I am so very grateful to the feminist mumsnet boards for making me think about these things critically rather than just accepting what is pushed on us by the mainstream media

Helleofabore · 29/09/2021 08:08

Gayzed

Does this help if she is believing the sex is a spectrum concept?

twitter.com/sexdefined/status/1281576034593374208?s=21

Jaysmith71 · 29/09/2021 08:21

Good point in that article. If you say "X is a spectrum," you either mean an actual spectrum like the electromagnetic spectrum and, er, the elecetromagnetic spectrum and, er, yes, nothing else.

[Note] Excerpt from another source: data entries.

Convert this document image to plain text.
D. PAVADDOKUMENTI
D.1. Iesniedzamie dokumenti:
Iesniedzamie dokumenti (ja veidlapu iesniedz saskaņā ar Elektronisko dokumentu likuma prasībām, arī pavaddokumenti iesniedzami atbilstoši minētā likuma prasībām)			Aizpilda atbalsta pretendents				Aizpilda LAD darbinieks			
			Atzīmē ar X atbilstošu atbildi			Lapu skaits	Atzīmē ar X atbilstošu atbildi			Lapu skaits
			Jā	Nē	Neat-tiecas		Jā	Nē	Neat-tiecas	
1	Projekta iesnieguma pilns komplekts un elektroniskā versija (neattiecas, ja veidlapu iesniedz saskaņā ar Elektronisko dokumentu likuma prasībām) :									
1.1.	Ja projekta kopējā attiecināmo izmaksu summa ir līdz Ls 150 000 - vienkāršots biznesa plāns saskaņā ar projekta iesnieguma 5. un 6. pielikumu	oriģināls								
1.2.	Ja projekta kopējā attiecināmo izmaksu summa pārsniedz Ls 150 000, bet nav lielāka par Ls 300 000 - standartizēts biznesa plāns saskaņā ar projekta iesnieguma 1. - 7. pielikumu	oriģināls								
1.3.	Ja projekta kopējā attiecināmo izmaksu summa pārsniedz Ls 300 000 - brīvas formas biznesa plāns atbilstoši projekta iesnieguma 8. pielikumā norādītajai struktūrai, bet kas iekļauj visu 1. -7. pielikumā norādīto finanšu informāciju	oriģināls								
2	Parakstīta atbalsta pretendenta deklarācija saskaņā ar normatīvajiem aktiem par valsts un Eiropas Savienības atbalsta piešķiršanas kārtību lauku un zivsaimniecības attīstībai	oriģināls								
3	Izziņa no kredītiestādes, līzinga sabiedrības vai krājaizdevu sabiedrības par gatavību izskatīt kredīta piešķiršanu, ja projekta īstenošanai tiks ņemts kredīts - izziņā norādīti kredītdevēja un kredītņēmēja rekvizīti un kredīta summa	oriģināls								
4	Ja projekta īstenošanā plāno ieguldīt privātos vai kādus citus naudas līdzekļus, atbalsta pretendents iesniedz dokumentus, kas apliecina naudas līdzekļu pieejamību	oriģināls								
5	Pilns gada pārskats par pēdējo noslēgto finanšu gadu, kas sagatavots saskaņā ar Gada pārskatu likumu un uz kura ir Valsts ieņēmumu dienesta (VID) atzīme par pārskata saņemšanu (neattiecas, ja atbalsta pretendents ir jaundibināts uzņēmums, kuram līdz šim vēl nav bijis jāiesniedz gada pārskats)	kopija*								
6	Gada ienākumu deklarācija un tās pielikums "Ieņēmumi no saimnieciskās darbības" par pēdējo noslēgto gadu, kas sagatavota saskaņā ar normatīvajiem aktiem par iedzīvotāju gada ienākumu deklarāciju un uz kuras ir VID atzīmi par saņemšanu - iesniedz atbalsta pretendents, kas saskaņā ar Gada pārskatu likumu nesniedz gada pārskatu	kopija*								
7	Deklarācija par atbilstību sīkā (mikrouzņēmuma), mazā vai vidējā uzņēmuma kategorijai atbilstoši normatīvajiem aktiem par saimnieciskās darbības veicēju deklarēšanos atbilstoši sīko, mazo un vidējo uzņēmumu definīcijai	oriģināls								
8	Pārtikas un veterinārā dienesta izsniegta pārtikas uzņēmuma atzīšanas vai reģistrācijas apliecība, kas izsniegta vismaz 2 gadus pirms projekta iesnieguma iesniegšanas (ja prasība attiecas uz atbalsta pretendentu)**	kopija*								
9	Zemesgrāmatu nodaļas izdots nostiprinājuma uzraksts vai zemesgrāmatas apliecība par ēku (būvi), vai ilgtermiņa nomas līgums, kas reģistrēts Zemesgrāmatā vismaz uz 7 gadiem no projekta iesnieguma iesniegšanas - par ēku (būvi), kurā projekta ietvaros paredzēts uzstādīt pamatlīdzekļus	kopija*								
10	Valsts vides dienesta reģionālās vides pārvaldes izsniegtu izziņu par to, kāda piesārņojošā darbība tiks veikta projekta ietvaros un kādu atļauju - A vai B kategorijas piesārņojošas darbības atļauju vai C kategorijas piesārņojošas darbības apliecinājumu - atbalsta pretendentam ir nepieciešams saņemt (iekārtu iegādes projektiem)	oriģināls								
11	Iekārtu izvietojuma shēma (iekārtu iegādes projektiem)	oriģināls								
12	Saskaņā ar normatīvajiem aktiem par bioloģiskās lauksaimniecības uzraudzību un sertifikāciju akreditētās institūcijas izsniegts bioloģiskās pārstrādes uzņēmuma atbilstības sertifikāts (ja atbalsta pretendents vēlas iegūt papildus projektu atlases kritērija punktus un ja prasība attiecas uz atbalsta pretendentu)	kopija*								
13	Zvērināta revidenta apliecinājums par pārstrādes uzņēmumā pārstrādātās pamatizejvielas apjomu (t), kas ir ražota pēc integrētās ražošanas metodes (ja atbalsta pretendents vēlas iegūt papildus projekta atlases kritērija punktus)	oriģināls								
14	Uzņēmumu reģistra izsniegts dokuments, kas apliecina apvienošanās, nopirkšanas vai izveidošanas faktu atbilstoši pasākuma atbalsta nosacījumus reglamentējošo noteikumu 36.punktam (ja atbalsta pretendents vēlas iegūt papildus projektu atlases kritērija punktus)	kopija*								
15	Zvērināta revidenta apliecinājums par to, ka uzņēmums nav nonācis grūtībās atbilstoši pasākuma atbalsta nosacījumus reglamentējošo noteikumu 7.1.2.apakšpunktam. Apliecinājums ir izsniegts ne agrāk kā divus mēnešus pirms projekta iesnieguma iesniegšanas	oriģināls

Alternatively, you may be using this actual spectrum and applying it to something else as a metaphor, which is maybe fine, but not scientific because, like the political spectrum, this is about values and as such is subjective.

DdraigGoch · 29/09/2021 08:22

But they collapse fast when everyone realises that no-one really believes it, they were just going along with other people.
It only takes one person to point out that the emperor has no clothes for the pronouns to suddenly start vanishing from signatures.

WomaninBoots · 29/09/2021 08:23

Development of sexual characteristics can be a complicated process but sex itself is binary. I think PhD can get quite excited by the complexity and forget that in the real world we've always known which type of human is which without much of an issue.

WomaninBoots · 29/09/2021 08:24

PhDs*

JoodyBlue · 29/09/2021 08:28

Hi OP, and welcome.

Isn’t the point really that social policy should be based on practical needs of the largest number of people, with respectful and sensitive provision for those who fall outside of that majority. So in a sense the specifics of what we call “sex” in a biological sense are moot here. The arguments are all about language, and social provision and the way we recognise each other.

For me the essence of the argument is whether females potentially become pregnant. If the answer is yes then recognition of that is essential and protections put in place, because pregnancy is one of the most binding of conditions and carries into generations to come.
So the arguing about “fuzzy” characteristics of sex is simply muddying the waters. I think this is how we got to this position in the first place. People quoting “the science” without thinking about how “the science” should be applied in a social context. Law is quite blunt, sometimes I think it has to be.

BTW I have 2 very smart PHD biologist friends. One said what your friend said. The other directly contradicting her, said she was confused about DSDS. PHDs usually focus on their subject of expertise and don’t necessarily see everything in the round.